Море окружает замок с трех сторон, а с юга к его стенам подступают сады, заросли самшита, уютные тайные пристанища, узкие тропинки, лестницы, стоящие среди зелени статуи. Все это словно ковер, на котором играют тени, раскинутый у подножия замка. Открыты лишь окна, выходящие на море: ощущение неприступности сразу овладевает посетителем. Центральная башня, три террасы на земляных валах, окруженных рвами, — все как в эпоху Карла Пятого. Скорей угадываешь, чем видишь по белому куполу старинную хлебную печь. В сравнении с величием замка деревня кажется очень маленькой, совсем неприметной.

На крепостной стене лежит сторож в низко надвинутой чуть не на глаза фуражке; несмотря на вольготность позы, он похож на настоящего часового. Сторож пребывал здесь целые дни, созерцая небо и не выпуская из рук палки. Тем, кто заговаривал с ним или умасливал его ласковыми вопросами: «Ну, как он поживает?», «Нас волнует, что с ним?» — сторож лениво отвечал, по-прежнему прислоняясь к стене и даже не вставая: «Да очень хорошо», «Лучше не бывает», «Он похоронит еще всех вас». И все это произносилось с видимым удовольствием. Тем, кто пытался настаивать: «Были бы счастливы повидать его», он бросал напрямик: «Мы никого не принимаем», и посетители тут же ретировались к своим экипажам, а сторож оставался на своем неприступном бастионе, гордый тем, что это «мы» он произносил истинно по-королевски.

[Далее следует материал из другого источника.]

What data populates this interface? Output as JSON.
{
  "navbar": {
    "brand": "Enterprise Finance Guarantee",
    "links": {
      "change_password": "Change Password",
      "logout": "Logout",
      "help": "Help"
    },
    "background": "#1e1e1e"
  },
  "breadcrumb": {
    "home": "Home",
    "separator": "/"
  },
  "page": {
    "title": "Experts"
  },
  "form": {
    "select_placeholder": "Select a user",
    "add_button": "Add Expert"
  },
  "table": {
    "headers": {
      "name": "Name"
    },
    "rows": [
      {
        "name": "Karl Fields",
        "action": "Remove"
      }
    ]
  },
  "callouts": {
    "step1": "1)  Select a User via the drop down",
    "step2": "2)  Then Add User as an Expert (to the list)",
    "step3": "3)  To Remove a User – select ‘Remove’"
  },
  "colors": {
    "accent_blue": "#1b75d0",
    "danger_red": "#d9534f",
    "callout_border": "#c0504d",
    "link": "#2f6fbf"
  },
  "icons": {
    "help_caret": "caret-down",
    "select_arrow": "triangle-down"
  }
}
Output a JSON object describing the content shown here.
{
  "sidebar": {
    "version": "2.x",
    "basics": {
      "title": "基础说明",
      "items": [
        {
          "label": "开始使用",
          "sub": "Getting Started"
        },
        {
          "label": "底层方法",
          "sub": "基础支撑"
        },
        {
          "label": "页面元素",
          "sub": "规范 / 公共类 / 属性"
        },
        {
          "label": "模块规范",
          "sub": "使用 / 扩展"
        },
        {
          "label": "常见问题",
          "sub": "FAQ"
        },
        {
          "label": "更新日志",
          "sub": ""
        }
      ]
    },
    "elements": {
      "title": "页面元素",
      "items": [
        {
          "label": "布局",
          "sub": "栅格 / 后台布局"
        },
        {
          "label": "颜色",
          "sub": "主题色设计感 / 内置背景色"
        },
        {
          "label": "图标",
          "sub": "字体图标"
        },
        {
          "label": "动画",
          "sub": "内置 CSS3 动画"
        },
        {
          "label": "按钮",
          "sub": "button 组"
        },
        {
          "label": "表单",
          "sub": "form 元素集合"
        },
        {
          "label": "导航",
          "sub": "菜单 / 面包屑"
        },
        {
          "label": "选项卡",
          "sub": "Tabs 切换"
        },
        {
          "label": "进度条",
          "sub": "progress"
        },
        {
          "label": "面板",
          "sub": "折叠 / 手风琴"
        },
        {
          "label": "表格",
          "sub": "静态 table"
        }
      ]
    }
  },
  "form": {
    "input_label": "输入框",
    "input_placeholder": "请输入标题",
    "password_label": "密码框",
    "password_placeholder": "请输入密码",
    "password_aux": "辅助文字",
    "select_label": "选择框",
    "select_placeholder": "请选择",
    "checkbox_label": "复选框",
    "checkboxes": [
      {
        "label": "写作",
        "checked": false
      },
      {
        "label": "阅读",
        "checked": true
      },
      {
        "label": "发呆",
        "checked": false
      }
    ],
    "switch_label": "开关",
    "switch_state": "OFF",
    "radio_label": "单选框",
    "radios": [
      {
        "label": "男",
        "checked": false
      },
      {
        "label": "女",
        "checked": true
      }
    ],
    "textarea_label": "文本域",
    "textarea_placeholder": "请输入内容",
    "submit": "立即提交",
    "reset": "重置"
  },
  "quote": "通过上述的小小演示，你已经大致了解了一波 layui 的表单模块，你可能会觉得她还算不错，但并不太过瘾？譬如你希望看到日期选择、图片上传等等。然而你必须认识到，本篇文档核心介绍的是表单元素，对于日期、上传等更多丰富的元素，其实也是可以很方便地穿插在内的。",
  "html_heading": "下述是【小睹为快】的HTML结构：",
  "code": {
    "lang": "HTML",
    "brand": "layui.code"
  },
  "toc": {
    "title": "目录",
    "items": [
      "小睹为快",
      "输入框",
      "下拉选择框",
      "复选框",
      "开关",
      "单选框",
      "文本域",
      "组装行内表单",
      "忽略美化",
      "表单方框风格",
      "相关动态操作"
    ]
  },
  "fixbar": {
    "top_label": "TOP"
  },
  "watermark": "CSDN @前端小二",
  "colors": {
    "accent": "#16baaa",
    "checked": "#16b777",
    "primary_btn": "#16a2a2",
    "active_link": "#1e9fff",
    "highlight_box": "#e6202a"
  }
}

Тактику полного единения с бароном де Д., способность понять его и совместно разделить его несчастье проводил но только дворцовый страж, но и вся деревня. В запутанных улочках, тянущихся к замку, как гнутые спицы колеса, около сарая с рыбными сетями, шатающаяся крыша которого искала опоры в крепостных стенах, там, где играли полуголые ребятишки, в глубине двориков, на террасах, у порогов домов, на крышах, где сушились томаты, похожие на нити из крови, — всюду жители Соланто связывали свое личное счастье с жизнью этого одинокого человека, одновременно близкого им и далекого, чье существование их неотступно тревожило. Они считали, что видят его. И это было так. Лампа, которая светила всю ночь напролет и озаряла своим светом террасы, была, конечно, его лампой. Когда она гасла, все огни в Соланто угасали. Только она загоралась, как пробуждалась вся деревня и шум раннего утра доносился в замок, слышались шаги спешащих к лодкам рыбаков, топот скота, бредущего на пастбища.

Какая-то связь на расстоянии установилась между хозяином Соланто, уединившимся на своем скалистом холме, и жителями этих жарких улиц, ютящимися в неказистых, не имеющих прошлого домах. Между крестьянами и бароном возникло непрерывное общение, хотя, как это началось, было невозможно установить; как будто деревня участвовала в жизни замка или замок спускался в деревню и тайно приобщался к ее быту.